“She was out from Avalon in a motor boat, and she’d run short of spirit and sailed up to us, thinkin’ we were at anchor. Providence! I should think so! Providence and the kelp beds, for only for them we’d have been twenty miles to the s’uth’ard, driftin’ to Hades like hutched badgers on a mill stream. We told her how Ginnell had fixed us, and she told us how the gasoline had fixed her. ‘And now,’ says she, ‘will you give me a biskit, for I’m hungry and I wants to get back to Avalon, where my poppa is waitin’ for me, and he’ll be gettin’ narvous,’ she says.
“‘Lord love you,’ says I, ‘and how do you propose to get back?’

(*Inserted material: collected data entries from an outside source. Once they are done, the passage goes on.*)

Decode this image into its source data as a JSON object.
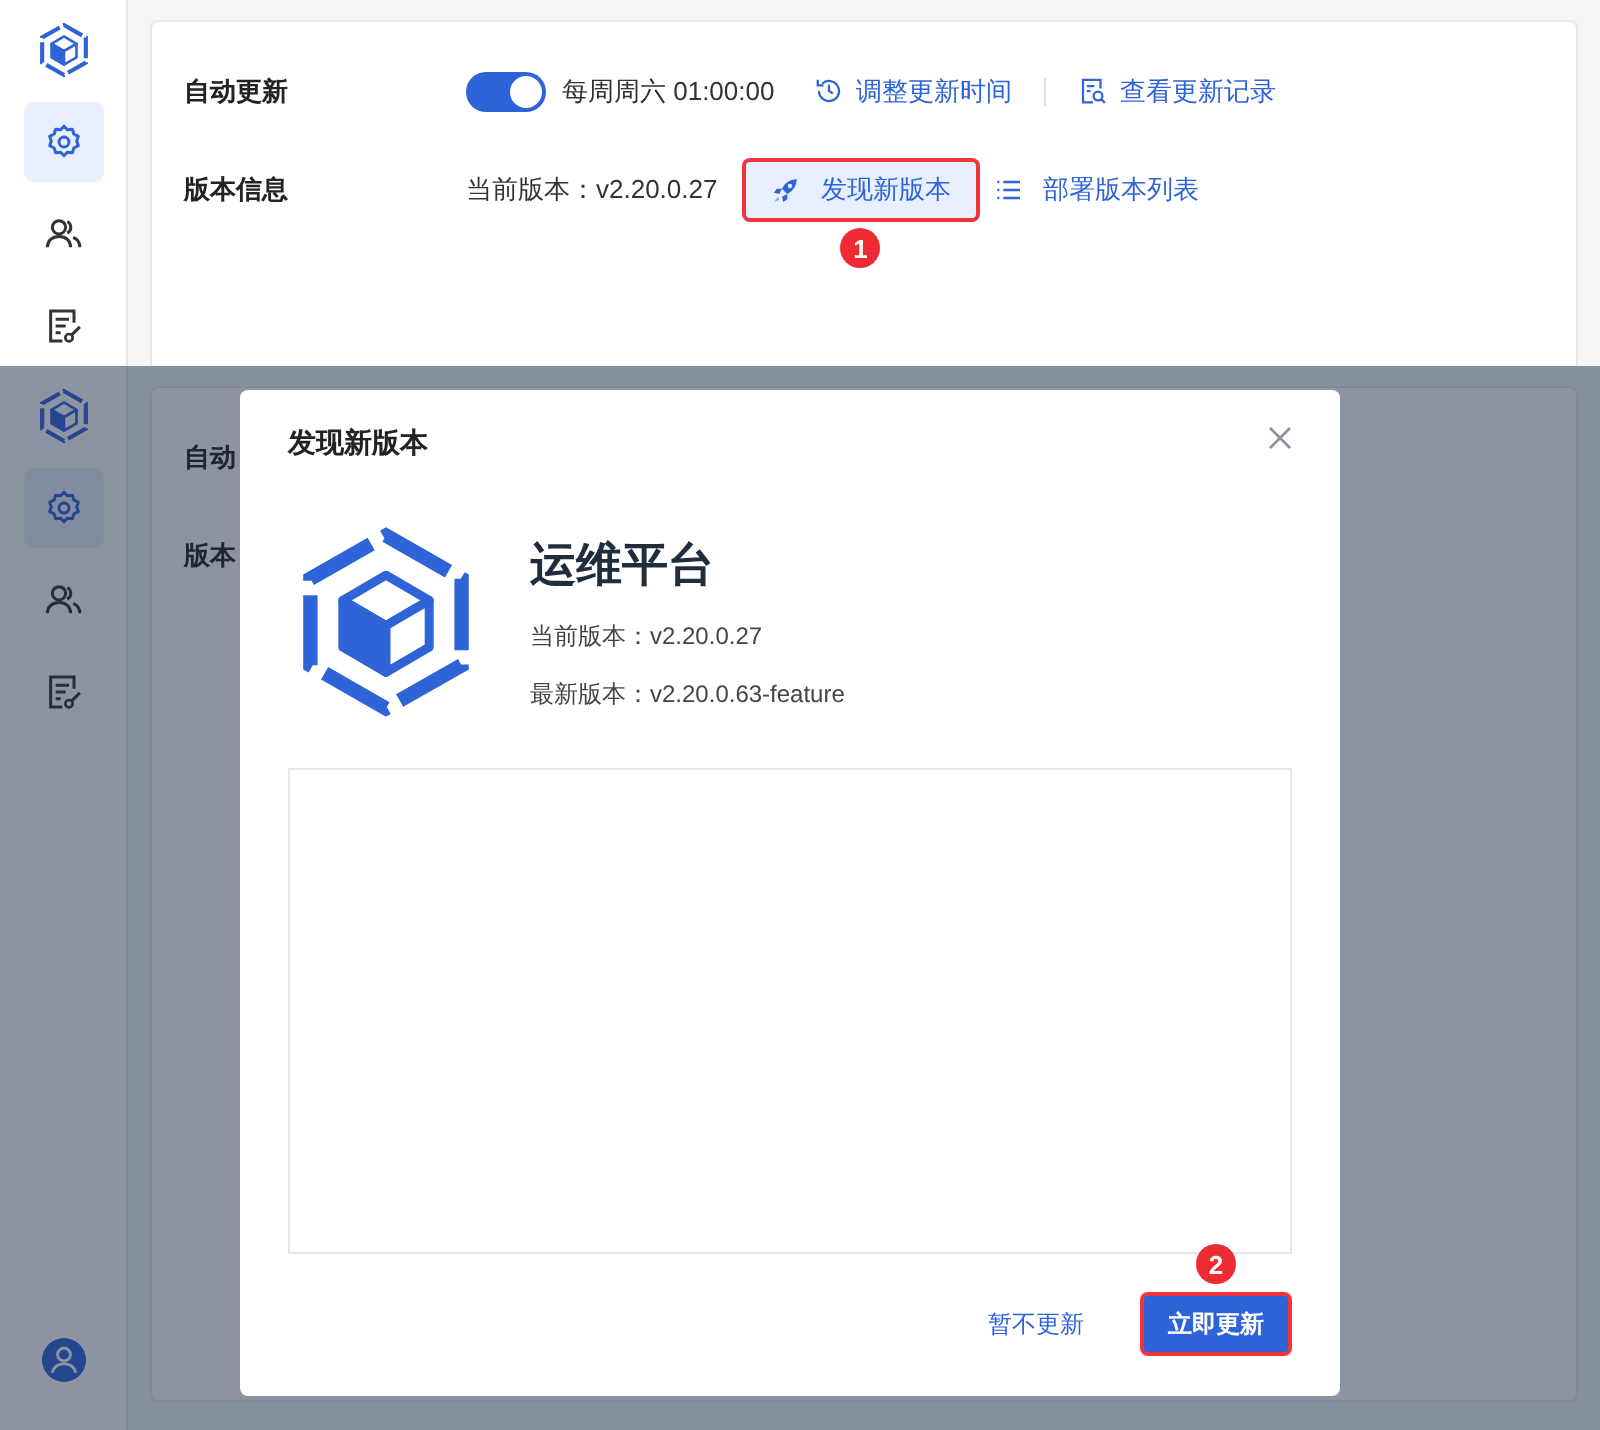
{
  "top_screen": {
    "sidebar": {
      "nav_items": [
        {
          "selected": true
        },
        {
          "selected": false
        },
        {
          "selected": false
        }
      ]
    },
    "auto_update": {
      "label": "自动更新",
      "on": true,
      "schedule": "每周周六 01:00:00",
      "actions": [
        "调整更新时间",
        "查看更新记录"
      ]
    },
    "version_info": {
      "label": "版本信息",
      "current": "当前版本：v2.20.0.27",
      "actions": [
        {
          "label": "发现新版本",
          "kind": "tinted",
          "callout": "1"
        },
        {
          "label": "部署版本列表",
          "kind": "plain"
        }
      ]
    }
  },
  "bottom_screen": {
    "sidebar": {
      "nav_items": [
        {
          "selected": true
        },
        {
          "selected": false
        },
        {
          "selected": false
        }
      ]
    },
    "background_labels": [
      "自动",
      "版本"
    ],
    "dialog": {
      "title": "发现新版本",
      "product_name": "运维平台",
      "current_version": "当前版本：v2.20.0.27",
      "latest_version": "最新版本：v2.20.0.63-feature",
      "buttons": [
        {
          "label": "暂不更新",
          "kind": "link"
        },
        {
          "label": "立即更新",
          "kind": "primary",
          "callout": "2"
        }
      ]
    }
  }
}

“For the wind had fallen a dead ca’m, and right to Catalina and over to San Clemente the sea lay like plate glass, with the Kuro Shiwo flowin’ under like a blue satin snake.
“She bit on her lip, but she was all sand, that girl—Culpepper were her name—and not a word did she say for a minit. Then she says, aimin’ to be cheerful: ‘Well, I suppose,’ says she, ‘we’ll just have to stay at anchor here till they fetch me or the wind comes.’

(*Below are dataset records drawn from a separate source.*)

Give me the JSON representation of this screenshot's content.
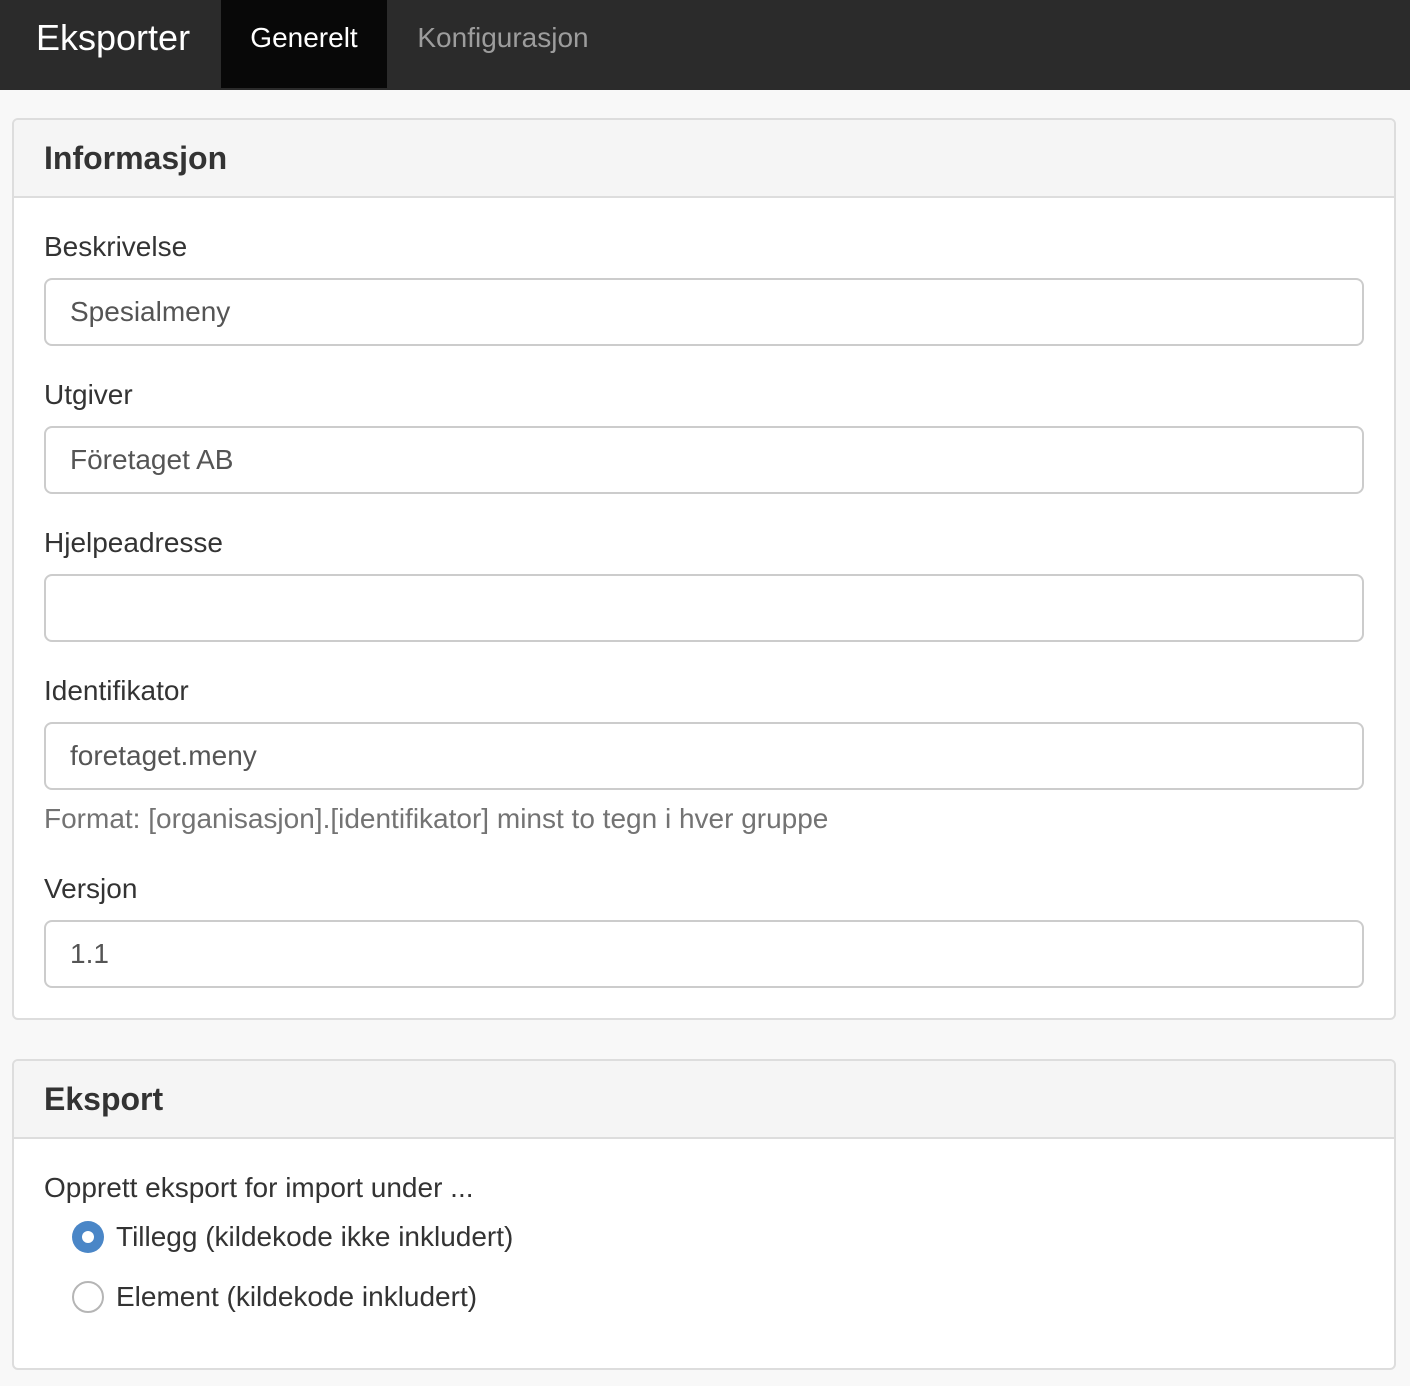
{
  "navbar": {
    "brand": "Eksporter",
    "tabs": [
      {
        "label": "Generelt",
        "active": true
      },
      {
        "label": "Konfigurasjon",
        "active": false
      }
    ]
  },
  "info_panel": {
    "title": "Informasjon",
    "fields": {
      "beskrivelse": {
        "label": "Beskrivelse",
        "value": "Spesialmeny"
      },
      "utgiver": {
        "label": "Utgiver",
        "value": "Företaget AB"
      },
      "hjelpeadresse": {
        "label": "Hjelpeadresse",
        "value": ""
      },
      "identifikator": {
        "label": "Identifikator",
        "value": "foretaget.meny",
        "help": "Format: [organisasjon].[identifikator] minst to tegn i hver gruppe"
      },
      "versjon": {
        "label": "Versjon",
        "value": "1.1"
      }
    }
  },
  "export_panel": {
    "title": "Eksport",
    "prompt": "Opprett eksport for import under ...",
    "options": [
      {
        "label": "Tillegg (kildekode ikke inkludert)",
        "checked": true
      },
      {
        "label": "Element (kildekode inkludert)",
        "checked": false
      }
    ]
  },
  "colors": {
    "navbar_bg": "#2b2b2b",
    "active_tab_bg": "#080808",
    "radio_checked": "#4a86c7"
  }
}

“‘Anchor!’ said I. ‘Why, Lord bless you, there’s a mile-deep water under us! We’re driftin’.’
“‘Driftin’!’ she cries. ‘And where are we driftin’ to?’

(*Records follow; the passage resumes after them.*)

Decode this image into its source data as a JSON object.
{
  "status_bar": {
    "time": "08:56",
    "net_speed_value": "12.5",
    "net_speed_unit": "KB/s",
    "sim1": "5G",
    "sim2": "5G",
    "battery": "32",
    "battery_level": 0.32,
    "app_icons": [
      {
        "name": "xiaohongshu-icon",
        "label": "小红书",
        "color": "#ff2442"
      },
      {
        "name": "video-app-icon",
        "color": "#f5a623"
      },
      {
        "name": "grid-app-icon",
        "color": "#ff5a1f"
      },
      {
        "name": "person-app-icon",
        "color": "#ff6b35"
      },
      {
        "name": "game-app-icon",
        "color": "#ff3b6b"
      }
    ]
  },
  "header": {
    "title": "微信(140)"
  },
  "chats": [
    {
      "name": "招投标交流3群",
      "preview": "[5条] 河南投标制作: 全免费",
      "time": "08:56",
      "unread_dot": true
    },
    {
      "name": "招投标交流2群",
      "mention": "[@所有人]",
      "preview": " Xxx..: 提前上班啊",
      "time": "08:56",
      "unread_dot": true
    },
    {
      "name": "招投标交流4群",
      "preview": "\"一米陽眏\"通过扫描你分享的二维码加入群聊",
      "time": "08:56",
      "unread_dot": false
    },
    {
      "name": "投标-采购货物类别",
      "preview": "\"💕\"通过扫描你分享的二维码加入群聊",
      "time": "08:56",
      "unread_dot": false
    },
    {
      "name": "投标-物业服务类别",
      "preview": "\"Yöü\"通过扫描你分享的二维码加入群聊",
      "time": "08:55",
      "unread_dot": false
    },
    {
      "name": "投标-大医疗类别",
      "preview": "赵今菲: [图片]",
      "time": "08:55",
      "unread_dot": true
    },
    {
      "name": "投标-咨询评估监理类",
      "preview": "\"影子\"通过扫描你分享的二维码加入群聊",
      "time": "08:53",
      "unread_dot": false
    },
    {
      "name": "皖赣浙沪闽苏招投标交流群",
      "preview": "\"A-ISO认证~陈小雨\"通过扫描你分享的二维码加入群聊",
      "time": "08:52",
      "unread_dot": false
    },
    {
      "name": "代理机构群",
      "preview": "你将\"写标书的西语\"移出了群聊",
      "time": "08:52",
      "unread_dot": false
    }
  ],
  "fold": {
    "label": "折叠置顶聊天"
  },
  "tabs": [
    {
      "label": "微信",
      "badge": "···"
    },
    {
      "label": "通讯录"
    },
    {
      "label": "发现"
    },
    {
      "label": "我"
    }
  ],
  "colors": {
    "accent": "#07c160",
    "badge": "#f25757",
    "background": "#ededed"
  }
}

“That fetched me, and I was hangin’ in irons when Blood chipped in and cheered her up with lies and told me to stay with her whiles he went down below and got some breakfast ready, and then I was left alone with her, trustin’ in Providence she wouldn’t ask no more questions as to where we were driftin’ to.
“She sat on the cargo hatch whiles I filled a pipe, lookin’ round about her like a cat in a new house, and then she got mighty chummy. I don’t know how she worked it, but in ten minits she’d got all about myself out of me and all about Ginnell and Blood and the Yan-Shan and the dollars we’d missed; she’d learned that I never was married and who was me father and why I went to sea at first start. Right down to the colour of me first pair of pants she had it all out of me. She was a sure-enough lady, but I reckon she missed her vocation in not bein’ a bilge pump. Then she heaves a sigh at the sound of ham frying down below, and hoped that breakfast was near ready, and right on her words Blood hailed us from below.